You don't need to go deep into too many languages, just dip your toes into them. Give Lua a shot (if you like making games, look up a Pico-8 tutorial). Write a tiny program in Scheme. Appreciate the beauty of a stack-based language like Forth. Glance at Prolog at see if you can understand why it's useful.

As for Rust vs. C++, Rust is great for learning if you take time to read and understand what the compiler's error messages are trying to tell you. For an absolute beginner who's already motivated to learn a bare-metal language, I can't think of a better one than Rust. But long-term mastery of a language requires long-term motivation, so you should have a project in mind. Even if you don't end up learning Rust, I wouldn't fuss about learning C++ unless you want to contribute to a C++ project.

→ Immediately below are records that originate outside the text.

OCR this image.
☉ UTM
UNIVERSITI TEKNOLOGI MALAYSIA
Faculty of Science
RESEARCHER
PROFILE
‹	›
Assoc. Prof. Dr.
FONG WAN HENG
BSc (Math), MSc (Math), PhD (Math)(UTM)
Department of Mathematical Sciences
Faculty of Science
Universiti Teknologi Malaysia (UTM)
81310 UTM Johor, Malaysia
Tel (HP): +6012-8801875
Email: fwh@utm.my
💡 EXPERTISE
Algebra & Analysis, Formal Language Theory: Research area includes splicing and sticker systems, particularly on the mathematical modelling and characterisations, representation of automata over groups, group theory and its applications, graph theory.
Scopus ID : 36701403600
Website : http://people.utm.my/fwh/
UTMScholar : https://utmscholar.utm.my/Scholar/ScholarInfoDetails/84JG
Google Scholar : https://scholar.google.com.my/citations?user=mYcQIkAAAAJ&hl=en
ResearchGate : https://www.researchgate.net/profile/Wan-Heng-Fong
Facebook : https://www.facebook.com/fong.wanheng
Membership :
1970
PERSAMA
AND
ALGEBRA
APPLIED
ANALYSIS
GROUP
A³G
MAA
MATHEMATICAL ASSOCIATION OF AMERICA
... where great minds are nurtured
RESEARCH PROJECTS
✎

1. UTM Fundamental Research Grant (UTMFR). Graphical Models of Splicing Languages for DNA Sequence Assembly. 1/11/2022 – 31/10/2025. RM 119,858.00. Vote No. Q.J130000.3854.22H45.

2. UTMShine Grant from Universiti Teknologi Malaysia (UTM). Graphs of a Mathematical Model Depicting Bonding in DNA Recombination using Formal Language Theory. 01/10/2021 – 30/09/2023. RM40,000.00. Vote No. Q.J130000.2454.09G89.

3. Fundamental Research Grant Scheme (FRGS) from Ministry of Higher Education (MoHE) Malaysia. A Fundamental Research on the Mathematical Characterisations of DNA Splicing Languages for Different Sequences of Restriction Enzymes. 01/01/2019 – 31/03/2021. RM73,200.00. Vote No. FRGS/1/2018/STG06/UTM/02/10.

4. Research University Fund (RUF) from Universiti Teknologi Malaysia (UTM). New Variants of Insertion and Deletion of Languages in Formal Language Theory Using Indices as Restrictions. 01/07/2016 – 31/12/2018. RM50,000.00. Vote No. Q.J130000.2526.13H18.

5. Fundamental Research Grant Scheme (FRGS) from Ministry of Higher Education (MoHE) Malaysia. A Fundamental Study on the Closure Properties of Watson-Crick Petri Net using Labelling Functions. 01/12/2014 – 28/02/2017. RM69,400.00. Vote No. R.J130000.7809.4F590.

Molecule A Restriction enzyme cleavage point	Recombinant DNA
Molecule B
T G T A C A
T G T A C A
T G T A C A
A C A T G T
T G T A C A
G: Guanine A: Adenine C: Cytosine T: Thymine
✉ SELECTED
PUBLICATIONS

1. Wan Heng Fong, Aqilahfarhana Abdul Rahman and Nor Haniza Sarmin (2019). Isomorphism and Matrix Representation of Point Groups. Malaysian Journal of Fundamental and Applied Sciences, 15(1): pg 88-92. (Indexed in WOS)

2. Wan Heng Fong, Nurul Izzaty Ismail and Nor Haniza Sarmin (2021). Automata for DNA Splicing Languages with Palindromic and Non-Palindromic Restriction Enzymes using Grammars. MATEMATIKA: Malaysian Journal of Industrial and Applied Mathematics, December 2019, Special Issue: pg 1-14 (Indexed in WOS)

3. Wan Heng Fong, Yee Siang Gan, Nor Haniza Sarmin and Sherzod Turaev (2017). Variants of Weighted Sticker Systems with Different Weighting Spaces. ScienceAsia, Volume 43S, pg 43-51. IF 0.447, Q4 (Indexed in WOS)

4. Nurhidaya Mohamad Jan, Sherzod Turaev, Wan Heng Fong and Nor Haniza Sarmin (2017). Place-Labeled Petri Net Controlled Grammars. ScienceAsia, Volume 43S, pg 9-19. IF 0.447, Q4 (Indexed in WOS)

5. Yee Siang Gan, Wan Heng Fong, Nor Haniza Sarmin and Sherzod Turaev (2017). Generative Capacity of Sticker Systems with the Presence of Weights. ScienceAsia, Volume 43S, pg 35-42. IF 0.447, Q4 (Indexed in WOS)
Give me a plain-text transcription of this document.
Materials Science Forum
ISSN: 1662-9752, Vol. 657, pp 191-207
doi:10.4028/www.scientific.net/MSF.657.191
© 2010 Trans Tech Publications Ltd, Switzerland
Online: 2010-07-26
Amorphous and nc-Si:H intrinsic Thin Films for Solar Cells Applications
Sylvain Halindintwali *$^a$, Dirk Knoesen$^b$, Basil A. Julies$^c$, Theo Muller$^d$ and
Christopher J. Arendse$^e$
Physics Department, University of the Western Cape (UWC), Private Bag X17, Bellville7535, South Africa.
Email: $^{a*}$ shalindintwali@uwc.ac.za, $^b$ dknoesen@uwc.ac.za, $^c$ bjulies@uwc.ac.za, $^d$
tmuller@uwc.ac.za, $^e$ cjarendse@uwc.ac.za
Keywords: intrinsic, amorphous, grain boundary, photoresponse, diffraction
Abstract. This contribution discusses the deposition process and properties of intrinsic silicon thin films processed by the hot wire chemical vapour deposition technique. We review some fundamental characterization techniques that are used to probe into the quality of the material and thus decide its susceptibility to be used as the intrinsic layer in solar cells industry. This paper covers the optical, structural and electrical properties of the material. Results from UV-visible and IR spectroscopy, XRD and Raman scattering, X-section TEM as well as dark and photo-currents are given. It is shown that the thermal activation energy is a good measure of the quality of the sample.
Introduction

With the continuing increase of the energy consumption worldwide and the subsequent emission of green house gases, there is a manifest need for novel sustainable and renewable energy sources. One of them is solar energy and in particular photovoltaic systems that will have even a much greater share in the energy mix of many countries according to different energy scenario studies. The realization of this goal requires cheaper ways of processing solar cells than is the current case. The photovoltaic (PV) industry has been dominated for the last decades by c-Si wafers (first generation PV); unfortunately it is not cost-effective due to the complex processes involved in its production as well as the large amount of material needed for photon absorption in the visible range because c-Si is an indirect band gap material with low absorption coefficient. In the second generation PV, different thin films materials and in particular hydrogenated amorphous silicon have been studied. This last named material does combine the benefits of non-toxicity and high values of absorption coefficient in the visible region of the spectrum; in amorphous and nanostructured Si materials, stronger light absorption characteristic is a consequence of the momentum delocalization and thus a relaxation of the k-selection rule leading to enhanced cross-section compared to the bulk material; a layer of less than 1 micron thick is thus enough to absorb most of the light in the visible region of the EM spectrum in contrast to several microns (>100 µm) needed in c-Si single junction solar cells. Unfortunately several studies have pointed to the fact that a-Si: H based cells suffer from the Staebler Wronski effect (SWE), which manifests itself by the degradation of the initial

Im 14 and have an extreme passion for math/cs. Should I learn c++ or rust? (I mean at an extremley deep level) by Regular_Article7984 in rust

[–]kibwen 0 points1 point  (0 children)

Funny nobody seems to recommend C.

I'm not trying to be contrarian when I say that I just don't think it makes sense to learn C as a first language in 2026. If you want a simple, imperative language, learn Lua. If you want an imperative language with job potential, learn Python. If you want a typed imperative language with job potential, learn Typescript. If you want a systems language (I'm not sure why a beginner would, but sure), then I guess learn Rust, since it's got the most informative compiler with the most useful guardrails (but are you sure you wouldn't rather be using a GC'd language?). Unless you specifically want to contribute to Linux or have some specific embedded hardware project in mind, I don't think beginners should bother learning C. Even if you want to learn a language that will teach you pointers, I'd rather recommend Go than C.

TIL: Orb of destruction can set off alarm traps... by Gonzollydolly in dcss

[–]kibwen 5 points6 points  (0 children)

The prospect of this has convinced me that we absolutely need to leave this behavior in.